The candidate has the following desired skils:  ['css', 'r', 'git', 'html', 'leaflet'].
The candidate is missing the following desired skils:  [].


#### Bonuses

* Count the number of occurrences for each word in the resume and print the top 10 occuring words in the resume.

  * Use a dictionary data structure to hold the counts for each word.

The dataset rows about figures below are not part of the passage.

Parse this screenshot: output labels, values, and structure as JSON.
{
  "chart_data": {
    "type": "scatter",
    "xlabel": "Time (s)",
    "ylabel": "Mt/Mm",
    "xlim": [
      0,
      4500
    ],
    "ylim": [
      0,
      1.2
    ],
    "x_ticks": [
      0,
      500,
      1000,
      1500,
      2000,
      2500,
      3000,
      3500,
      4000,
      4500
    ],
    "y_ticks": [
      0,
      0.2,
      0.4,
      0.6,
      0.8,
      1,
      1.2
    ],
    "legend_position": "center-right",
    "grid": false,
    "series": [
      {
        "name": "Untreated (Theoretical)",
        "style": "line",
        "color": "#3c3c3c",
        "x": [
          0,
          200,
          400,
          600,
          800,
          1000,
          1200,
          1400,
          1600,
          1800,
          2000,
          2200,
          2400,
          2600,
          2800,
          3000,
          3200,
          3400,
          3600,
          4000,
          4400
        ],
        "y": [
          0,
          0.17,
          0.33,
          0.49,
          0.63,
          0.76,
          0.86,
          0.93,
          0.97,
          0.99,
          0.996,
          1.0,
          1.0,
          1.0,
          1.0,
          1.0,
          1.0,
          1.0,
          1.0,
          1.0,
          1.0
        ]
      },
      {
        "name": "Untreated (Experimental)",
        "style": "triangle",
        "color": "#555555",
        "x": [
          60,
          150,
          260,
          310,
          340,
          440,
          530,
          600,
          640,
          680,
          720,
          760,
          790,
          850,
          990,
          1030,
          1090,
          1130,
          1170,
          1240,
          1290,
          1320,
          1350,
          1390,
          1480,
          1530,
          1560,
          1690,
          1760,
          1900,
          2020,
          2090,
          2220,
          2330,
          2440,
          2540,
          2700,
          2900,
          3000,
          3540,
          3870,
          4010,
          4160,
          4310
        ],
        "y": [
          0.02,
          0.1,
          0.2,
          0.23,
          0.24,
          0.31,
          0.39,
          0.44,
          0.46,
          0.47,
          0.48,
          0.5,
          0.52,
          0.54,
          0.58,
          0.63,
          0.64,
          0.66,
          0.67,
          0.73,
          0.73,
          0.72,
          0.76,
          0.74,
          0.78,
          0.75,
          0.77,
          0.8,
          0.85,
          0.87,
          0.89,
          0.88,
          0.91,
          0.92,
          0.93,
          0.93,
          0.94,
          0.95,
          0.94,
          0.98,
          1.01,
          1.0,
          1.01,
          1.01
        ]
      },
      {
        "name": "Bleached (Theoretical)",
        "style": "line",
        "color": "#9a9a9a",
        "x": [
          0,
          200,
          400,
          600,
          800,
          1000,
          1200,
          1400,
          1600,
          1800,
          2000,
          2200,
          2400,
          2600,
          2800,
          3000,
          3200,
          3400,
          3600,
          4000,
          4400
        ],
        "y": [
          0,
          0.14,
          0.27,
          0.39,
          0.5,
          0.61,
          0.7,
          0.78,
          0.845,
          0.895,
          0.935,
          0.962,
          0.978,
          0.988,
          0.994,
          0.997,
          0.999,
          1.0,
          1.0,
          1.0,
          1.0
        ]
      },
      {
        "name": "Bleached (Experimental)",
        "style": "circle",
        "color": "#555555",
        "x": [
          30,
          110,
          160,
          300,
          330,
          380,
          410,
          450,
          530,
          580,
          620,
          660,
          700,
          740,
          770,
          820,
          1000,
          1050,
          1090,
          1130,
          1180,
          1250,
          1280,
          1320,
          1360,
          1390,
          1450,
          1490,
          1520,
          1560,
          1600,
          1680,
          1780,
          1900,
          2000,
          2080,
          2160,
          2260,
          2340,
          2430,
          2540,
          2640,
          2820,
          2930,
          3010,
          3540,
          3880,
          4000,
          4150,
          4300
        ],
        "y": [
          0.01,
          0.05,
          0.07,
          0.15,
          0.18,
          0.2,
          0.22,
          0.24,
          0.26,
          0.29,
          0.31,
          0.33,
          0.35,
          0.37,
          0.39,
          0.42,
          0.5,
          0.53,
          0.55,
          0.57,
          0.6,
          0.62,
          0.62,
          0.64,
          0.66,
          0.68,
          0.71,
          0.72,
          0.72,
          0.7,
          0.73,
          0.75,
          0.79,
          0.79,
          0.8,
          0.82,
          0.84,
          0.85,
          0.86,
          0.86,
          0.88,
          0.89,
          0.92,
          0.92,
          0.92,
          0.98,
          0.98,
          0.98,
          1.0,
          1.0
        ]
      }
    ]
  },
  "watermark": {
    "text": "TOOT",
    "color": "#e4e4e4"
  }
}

  * Make sure to remove punctuation and [stop words](https://en.wikipedia.org/wiki/Stop_words)

In [125]:
def WordCount(wordlist, 
              stop_words = {"and", "with", "using", "##", "working", "in", "to"},
              top = False, n=10):
    
    # convert to a set and then back to a list to grab the unique values
    unique_list = list(set(wordlist) - stop_words)
    
    # create a dictionary where keys are resume words and values are counts
    # default count value is 0
    wordcount = dict.fromkeys(unique_list, 0)
    
    # loop through word list and increase count for every encounter
    for word in wordlist:
        
        if word in wordcount.keys():
            wordcount[word] += 1
        
    # if th user specifies they want only the top n words, call a custom function
    if top:
        
        topwords = TopWords(wordcount, n)
        
        return topwords
    
    else:
        
        return wordcount

# define a function that grabs the top n words from a wordcount dictionary
def TopWords(wordcount, n):
    
    # sort the wordcount keys by value in descending order and cut the list off at n words
    top = sorted(wordcount, key=wordcount.get, reverse=True)[:n]
    
    # reconstruct a dictionary by zipping the wordcount list with a corresponding frequency value list
    top_dict = dict(zip(top, [wordcount[w] for w in top]))
    
    return top_dict

In [130]:
WordCount(cur_resume)

{'stein': 1,
 'the': 2,
 'frank': 1,
 'cloud': 1,
 'apis': 1,
 'hadoop': 2,
 'developing': 1,
 'designing': 1,
 'social': 2,
 'mysql': 1,
 'experience': 1,
 'intelligence': 1,
 'visualizations': 1,
 'python': 4,
 'pandas': 1,
 'statistics': 2,
 'modeling': 1,
 'aws': 1,
 'tableau': 2,
 'advanced': 1,
 'javascript': 2,
 'r': 1,
 'creating': 1,
 'excel': 2,
 'education': 1,
 'boot': 1,
 'd3': 2,
 'vba': 1,
 'front-end': 1,
 'mongodb': 1,
 'forecasting': 1,
 'microsoft': 1,
 'open-source': 1,
 'performing': 1,
 'git': 1,
 'learning': 2,
 'html': 3,
 'n': 1,
 'writing': 1,
 'interests': 1,
 'css': 2,
 'skills': 1,
 'databases': 1,
 'bootstrap': 1,
 'web': 2,
 'data': 7,
 'analytics': 3,
 'algorithms': 1,
 'contributing': 1,
 'software': 2,
 'api': 1,
 'scripts': 2,
 'machine': 2,
 'graduate': 1,
 'tables': 1,
 'mining': 2,
 'sets': 1,
 'big': 2,
 'media': 2,
 'leaflet': 1,
 'files': 1,
 'analyze': 1,
 'sql': 1,
 'visualization': 2,
 'pivot': 1,
 'business': 1,
 'interactions': 1,
 'basic':

In [128]:
WordCount(cur_resume, top=True, n=15)

{'data': 7,
 'python': 4,
 'html': 3,
 'analytics': 3,
 'the': 2,
 'hadoop': 2,
 'social': 2,
 'statistics': 2,
 'tableau': 2,
 'javascript': 2,
 'excel': 2,
 'd3': 2,
 'learning': 2,
 'css': 2,
 'web': 2}

In [131]:
WordCount(cur_resume, top=True)

{'data': 7,
 'python': 4,
 'html': 3,
 'analytics': 3,
 'the': 2,
 'hadoop': 2,
 'social': 2,
 'statistics': 2,
 'tableau': 2,
 'javascript': 2}

#### Hints

* Carefully consider when to use a Dictionary data structure vs. a Set data structure when operating on Unique and Non-unique elements.